Встреча с Колодцем прошла, как и намечали, быстро, с короткими
торгами.
- Ты крутой стал, - обиженно заявил Колодец и еще высказал
недоумение, что билеты на просмотр, обещанные Шпыном через Наталью уплыли,
а Колодец уж и с дамой сговорился.
- Чего-то там сорвалось, - Шпындро желал, как можно скорее убраться,
он вообще сразу терял к событиям интерес, когда деньги уже затаивались в
кармане. Дружить с Колодцем ему не светило, но и обострять отношения
смысла не было, к тому же каждый раз при виде Колодца Шпындро, будто тенью
комиссинщика различал Настурцию и его охватывало давно забытое волнение,
потому что в глазах Притыки угадывалось нечто обещающее: не скажешь, что
именно, и только светятся в этих глазах напополам с легко возникающей
смешливостью и обещания, это мог прочесть любой зрячий.

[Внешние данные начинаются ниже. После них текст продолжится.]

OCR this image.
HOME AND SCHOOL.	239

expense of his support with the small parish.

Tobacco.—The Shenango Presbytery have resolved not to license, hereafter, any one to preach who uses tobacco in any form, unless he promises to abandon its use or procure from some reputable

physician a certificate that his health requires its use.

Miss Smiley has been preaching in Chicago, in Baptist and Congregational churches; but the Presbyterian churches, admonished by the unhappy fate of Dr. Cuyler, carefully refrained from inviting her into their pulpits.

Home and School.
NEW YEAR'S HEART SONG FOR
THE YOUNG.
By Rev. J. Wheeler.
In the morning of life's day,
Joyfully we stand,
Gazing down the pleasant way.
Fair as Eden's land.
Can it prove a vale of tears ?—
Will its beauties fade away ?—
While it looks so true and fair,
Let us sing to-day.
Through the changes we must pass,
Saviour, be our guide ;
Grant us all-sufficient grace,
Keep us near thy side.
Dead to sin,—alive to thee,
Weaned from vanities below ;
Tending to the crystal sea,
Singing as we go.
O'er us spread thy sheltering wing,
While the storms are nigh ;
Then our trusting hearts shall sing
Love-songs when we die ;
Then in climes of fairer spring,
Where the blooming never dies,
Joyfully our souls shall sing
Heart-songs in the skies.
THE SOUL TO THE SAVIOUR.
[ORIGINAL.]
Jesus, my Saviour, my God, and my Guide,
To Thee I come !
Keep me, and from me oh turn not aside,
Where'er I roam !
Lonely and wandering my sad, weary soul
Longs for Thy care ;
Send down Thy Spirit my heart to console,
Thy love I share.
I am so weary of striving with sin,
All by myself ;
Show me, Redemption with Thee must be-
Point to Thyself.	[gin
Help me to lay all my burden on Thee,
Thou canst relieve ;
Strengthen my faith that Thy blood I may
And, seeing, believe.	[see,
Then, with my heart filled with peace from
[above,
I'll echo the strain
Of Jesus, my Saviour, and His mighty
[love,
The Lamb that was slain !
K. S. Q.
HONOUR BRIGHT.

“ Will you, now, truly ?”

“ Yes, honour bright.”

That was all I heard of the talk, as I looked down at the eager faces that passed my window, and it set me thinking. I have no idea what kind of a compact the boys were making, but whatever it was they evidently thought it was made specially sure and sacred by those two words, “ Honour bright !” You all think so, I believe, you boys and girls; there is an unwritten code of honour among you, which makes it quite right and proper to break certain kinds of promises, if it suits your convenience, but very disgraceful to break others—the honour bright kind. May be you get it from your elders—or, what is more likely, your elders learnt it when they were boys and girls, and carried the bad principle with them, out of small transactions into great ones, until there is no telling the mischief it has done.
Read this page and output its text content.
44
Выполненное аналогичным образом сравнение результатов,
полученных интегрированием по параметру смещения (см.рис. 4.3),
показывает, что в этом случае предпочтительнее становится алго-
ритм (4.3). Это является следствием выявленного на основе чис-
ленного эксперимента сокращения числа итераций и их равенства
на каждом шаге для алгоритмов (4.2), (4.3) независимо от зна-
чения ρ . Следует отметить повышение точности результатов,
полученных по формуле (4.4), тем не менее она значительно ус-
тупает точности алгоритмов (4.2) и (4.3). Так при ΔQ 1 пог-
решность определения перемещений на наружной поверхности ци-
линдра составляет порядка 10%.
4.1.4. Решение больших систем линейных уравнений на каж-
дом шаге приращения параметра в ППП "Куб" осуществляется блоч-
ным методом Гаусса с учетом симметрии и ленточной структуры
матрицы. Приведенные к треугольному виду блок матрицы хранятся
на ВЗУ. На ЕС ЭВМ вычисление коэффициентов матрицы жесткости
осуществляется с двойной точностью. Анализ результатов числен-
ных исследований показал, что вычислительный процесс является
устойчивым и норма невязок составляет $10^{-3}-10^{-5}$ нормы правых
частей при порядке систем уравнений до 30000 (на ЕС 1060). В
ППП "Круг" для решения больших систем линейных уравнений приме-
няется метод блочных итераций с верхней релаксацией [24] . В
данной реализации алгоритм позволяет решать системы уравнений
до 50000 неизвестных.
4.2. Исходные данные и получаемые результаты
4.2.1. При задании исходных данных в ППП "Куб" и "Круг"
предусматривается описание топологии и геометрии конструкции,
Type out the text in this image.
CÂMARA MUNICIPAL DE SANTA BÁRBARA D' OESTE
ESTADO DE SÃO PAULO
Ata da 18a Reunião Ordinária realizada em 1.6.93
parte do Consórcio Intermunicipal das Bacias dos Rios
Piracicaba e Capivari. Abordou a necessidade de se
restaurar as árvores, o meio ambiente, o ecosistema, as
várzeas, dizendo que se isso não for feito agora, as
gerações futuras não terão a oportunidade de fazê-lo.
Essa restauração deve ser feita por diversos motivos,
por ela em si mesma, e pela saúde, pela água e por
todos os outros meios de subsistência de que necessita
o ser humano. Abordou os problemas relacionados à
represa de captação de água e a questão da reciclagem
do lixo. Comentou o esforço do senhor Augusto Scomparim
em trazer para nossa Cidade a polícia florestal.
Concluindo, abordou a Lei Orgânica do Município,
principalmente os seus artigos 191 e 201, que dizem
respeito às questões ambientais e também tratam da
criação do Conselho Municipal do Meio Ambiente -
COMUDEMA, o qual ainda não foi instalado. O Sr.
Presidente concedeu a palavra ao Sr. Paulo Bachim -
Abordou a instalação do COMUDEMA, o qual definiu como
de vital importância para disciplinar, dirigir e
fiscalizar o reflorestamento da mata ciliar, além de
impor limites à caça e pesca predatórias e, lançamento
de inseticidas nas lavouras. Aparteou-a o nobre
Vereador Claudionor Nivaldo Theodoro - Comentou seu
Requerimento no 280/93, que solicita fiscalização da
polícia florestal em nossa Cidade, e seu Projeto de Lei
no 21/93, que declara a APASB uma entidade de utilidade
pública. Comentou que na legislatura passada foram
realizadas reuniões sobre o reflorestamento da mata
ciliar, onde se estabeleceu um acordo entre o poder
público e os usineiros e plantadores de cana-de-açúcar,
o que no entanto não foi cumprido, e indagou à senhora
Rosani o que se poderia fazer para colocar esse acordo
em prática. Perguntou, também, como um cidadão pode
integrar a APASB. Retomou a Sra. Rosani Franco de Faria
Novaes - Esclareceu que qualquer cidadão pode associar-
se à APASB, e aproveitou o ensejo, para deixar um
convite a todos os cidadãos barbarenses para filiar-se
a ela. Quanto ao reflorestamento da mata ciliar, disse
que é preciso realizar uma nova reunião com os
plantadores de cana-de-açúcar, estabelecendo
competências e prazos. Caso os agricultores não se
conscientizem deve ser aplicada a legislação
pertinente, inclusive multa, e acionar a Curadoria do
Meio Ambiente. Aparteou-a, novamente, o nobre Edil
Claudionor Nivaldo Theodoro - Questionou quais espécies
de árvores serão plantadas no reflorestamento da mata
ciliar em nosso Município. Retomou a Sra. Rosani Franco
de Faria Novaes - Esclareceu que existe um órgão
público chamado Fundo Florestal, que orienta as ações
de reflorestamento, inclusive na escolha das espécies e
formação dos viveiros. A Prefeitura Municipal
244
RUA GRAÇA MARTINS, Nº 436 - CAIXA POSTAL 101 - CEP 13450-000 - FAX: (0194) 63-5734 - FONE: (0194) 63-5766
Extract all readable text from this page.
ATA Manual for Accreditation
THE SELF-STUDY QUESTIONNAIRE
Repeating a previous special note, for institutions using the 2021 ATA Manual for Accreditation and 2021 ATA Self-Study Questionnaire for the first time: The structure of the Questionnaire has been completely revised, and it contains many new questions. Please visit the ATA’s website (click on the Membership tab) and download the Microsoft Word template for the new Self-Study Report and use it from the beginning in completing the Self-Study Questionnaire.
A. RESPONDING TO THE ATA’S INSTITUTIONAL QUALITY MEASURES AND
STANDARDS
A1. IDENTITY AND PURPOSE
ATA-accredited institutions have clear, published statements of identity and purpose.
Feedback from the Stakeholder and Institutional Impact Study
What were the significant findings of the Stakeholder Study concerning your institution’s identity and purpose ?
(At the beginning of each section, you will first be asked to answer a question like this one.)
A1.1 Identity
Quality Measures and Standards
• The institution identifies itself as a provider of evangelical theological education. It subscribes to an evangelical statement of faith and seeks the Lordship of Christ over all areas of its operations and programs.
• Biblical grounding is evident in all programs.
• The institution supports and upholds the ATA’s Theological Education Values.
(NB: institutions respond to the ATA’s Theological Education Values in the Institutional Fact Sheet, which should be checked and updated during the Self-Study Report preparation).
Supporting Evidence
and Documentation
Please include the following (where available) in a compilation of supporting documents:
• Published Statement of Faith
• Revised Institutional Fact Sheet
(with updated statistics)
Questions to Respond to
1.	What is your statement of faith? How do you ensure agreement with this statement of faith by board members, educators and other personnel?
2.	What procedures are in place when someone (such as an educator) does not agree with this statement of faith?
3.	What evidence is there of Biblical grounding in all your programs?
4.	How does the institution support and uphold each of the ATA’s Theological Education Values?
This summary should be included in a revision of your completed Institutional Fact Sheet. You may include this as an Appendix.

Шпындро предпочитал купюры новые, на сей раз Мордасов расчитался
жеванными, ломанными, прошедшими через множество рук. Шпындро не знал, что
Мордасов дает деньги в рост - в каждом ремесле свои секреты, также не знал
Шпын, что их встреча совпала с Днем возвращения и оттого в его карман
перекочевала пухлая пачка несвежих денег из заколотого английской булавкой
бумажника Мордасова. Теперь, когда с ручечного рациона, приправленного
часами и зажигалками Шпындро могли снять и отправить на мехдобычу в жирных
тряпичных пластах зарубежья, терять мордасовский канал сбыта тем более не
позволительно. Шпын пообещал разобраться с билетами на просмотры, снова
вспомнил Настурцию и не в силах совладать с приступом внезапной щедрости,
вынул паркер, отложенный для себя, и протянул Колодцу. Для Настурции!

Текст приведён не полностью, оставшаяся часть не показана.